# Halloween Pumpkin Competition



## nukeadmin (Oct 10, 2003)

Seen this on another site (shout out to Just Kampers) and think its an excellent idea

We want you to design and carve up a Halloween Pumpkin and upload photo of it (with you in the picture to verify you did it and didn't download the image from somewhere instead  ) to our competition photo gallery

Obviously a motorhome related pumpkin shape would be ideal but any innovative ideas are also ok 

http://www.motorhomefacts.com/modules.php?name=gallery2&g2_itemId=98082

We can then vote on the best and the winner gets either a subscription (or renewal)

Will open the competition for voting on November 1st for 1 week

Images such as the below for example


----------



## nukeadmin (Oct 10, 2003)

just a quick bump as obviously a day or so to go

I am off out after Izzy 5th Birthday party today to go buy the biggest Pumpkin i can to carve up


----------



## nukeadmin (Oct 10, 2003)

Well sat down with the girls and put this together yesterday 










Izzy, Sophia and myself did it but the girls were a little tired out from Izzys' 5th Birthday party lol



Here is MKI with a person onboard


----------



## 100127 (Jul 20, 2006)

That is so cool, scares me! :twisted: :twisted: :twisted: :twisted:


----------



## spykal (May 9, 2005)

8O Brilliant ..... 

it would make a good awning light.


----------



## motormouth (Jul 3, 2010)

Looks like you are going to win Nuke, enjoy your free subscription :lol: :lol:


----------



## nukeadmin (Oct 10, 2003)

lol ah well there is still time for a late entry, if not my girls enjoyed making it with me


----------



## aldra (Jul 2, 2009)

Well Nuke,

It certainly would deserve to win

An excellent pumpkin

Looks great

Aldra


----------



## carolgavin (May 9, 2005)

I have one to enter but it doesn't have me in the pic due to my deformity plus its on me phone and have no idea how to get it off phone onto here!!!


----------



## aldra (Jul 2, 2009)

Go on Carol we will believe you, that is if you can get a picture of it on

detailed descriptions will not be entered :lol: :lol: :lol:

I intend to eat mine, otherwise I just know I would have won 8O 8O

Aldra


----------



## Spacerunner (Mar 18, 2006)

My entry , I know its not much . 8) Can't pu myself in the pic as I've got stuck in Invisibility Mode :?


----------



## nukeadmin (Oct 10, 2003)

lol where is your picture with it in your hand then


----------



## Spacerunner (Mar 18, 2006)

nukeadmin said:


> lol where is your picture with it in your hand then


Where's my Photoshop software/


----------



## carolgavin (May 9, 2005)

This is my entry he is an Anti Halloween Pumpkin!
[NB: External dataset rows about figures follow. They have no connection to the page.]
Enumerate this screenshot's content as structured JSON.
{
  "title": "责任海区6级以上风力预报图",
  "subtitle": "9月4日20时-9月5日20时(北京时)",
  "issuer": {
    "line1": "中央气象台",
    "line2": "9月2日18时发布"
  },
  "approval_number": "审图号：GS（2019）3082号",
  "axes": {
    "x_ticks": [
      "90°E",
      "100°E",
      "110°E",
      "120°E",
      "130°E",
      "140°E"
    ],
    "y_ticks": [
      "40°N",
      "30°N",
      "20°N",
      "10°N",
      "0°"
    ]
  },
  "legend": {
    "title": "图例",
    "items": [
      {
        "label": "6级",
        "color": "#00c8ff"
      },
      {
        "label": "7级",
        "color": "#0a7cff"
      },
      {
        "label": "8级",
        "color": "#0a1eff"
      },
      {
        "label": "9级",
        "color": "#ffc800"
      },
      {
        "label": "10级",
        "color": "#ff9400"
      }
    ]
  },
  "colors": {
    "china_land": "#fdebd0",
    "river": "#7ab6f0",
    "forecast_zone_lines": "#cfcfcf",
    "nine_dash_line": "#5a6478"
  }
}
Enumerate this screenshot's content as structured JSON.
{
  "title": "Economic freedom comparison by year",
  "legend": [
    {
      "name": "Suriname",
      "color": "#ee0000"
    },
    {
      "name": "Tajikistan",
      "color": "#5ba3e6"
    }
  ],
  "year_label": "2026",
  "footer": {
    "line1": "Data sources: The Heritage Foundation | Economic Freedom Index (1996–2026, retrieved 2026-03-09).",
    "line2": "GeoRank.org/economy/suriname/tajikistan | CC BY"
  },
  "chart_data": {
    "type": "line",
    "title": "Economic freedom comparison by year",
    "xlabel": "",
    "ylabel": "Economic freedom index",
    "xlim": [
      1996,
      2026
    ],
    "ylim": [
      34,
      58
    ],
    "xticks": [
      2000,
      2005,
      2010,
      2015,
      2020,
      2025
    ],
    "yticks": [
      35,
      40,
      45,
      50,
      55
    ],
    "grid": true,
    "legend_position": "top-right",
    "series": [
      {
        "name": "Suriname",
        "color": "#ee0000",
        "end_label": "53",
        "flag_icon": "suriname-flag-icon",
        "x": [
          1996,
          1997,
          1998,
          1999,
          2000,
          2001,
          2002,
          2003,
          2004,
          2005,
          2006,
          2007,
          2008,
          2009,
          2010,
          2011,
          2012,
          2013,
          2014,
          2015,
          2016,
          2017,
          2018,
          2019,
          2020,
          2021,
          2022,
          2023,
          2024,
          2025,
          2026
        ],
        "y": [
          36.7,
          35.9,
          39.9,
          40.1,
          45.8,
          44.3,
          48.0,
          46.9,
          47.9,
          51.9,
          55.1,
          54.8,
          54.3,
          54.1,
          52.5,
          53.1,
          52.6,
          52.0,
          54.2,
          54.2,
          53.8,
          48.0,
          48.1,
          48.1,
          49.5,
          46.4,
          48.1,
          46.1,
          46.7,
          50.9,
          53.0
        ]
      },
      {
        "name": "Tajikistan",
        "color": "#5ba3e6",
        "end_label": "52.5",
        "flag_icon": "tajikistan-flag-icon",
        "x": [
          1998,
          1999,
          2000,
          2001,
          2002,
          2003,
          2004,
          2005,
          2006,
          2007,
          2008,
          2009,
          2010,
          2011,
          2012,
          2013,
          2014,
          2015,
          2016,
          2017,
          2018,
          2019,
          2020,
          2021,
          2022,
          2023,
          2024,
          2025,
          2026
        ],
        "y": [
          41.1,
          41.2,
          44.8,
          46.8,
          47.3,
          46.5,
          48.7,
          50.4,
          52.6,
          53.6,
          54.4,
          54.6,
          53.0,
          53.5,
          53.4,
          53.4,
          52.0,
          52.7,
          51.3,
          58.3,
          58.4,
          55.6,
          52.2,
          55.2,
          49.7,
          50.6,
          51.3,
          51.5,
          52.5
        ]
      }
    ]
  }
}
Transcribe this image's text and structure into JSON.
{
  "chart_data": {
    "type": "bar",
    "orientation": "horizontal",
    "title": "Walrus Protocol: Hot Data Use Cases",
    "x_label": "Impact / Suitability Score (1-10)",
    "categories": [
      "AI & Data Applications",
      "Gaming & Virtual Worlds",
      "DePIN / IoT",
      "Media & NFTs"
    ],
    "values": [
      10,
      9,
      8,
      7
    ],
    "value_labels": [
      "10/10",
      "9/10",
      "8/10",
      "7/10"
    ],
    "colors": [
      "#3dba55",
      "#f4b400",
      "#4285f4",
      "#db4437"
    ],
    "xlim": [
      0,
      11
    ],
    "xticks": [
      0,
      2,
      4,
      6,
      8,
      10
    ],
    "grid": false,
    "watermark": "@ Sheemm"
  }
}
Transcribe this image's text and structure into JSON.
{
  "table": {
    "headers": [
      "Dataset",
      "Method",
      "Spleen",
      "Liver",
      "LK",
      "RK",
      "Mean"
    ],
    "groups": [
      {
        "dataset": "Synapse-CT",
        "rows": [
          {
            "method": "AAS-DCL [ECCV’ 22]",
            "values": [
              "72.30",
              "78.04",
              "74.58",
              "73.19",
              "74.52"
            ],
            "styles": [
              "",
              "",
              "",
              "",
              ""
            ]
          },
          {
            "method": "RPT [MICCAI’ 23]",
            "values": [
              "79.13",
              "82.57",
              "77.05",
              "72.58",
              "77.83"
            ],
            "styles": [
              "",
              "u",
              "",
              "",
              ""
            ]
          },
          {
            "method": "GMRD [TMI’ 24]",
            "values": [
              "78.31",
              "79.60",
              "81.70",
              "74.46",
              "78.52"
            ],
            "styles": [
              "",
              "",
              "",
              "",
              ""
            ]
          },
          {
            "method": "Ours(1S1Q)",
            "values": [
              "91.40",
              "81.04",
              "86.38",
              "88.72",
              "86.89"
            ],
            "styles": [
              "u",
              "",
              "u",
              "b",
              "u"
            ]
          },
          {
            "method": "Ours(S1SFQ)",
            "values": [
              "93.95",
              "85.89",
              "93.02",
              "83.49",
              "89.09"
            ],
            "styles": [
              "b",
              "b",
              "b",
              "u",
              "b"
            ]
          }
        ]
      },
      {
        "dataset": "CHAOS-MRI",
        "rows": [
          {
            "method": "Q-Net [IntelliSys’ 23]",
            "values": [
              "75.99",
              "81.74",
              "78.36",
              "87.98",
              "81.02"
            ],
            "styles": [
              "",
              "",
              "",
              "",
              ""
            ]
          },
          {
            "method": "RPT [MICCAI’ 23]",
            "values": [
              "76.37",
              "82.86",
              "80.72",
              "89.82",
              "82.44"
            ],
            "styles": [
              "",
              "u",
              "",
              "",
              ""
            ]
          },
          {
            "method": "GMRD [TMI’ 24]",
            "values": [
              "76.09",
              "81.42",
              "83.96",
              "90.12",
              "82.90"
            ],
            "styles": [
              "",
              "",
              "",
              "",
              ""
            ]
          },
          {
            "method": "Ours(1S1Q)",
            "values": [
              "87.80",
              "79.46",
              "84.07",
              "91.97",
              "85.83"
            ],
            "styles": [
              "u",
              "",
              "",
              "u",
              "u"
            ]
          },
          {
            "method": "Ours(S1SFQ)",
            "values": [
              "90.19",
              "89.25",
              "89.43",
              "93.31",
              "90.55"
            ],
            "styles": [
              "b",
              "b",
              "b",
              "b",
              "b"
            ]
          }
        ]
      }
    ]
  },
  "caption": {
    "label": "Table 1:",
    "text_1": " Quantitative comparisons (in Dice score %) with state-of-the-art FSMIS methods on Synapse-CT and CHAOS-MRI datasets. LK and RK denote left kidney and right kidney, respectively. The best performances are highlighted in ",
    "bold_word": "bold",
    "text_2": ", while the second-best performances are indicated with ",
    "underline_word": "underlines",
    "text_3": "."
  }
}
He is against the exploitation of pumpkins as objects of fear and ridicule!


----------



## Spacerunner (Mar 18, 2006)

carolgavin said:


> This is my entry he is an Anti Halloween Pumpkin! He is against the exploitation of pumpkins as objects of fear and ridicule!


Blimey!! A naked pumpkin 8O WooHoo!!! :lol:


----------



## aldra (Jul 2, 2009)

Right carol

You win, looks like mine I could eat that one

Pumpkin soup delicious :lol: :lol: :lol:

Aldra


----------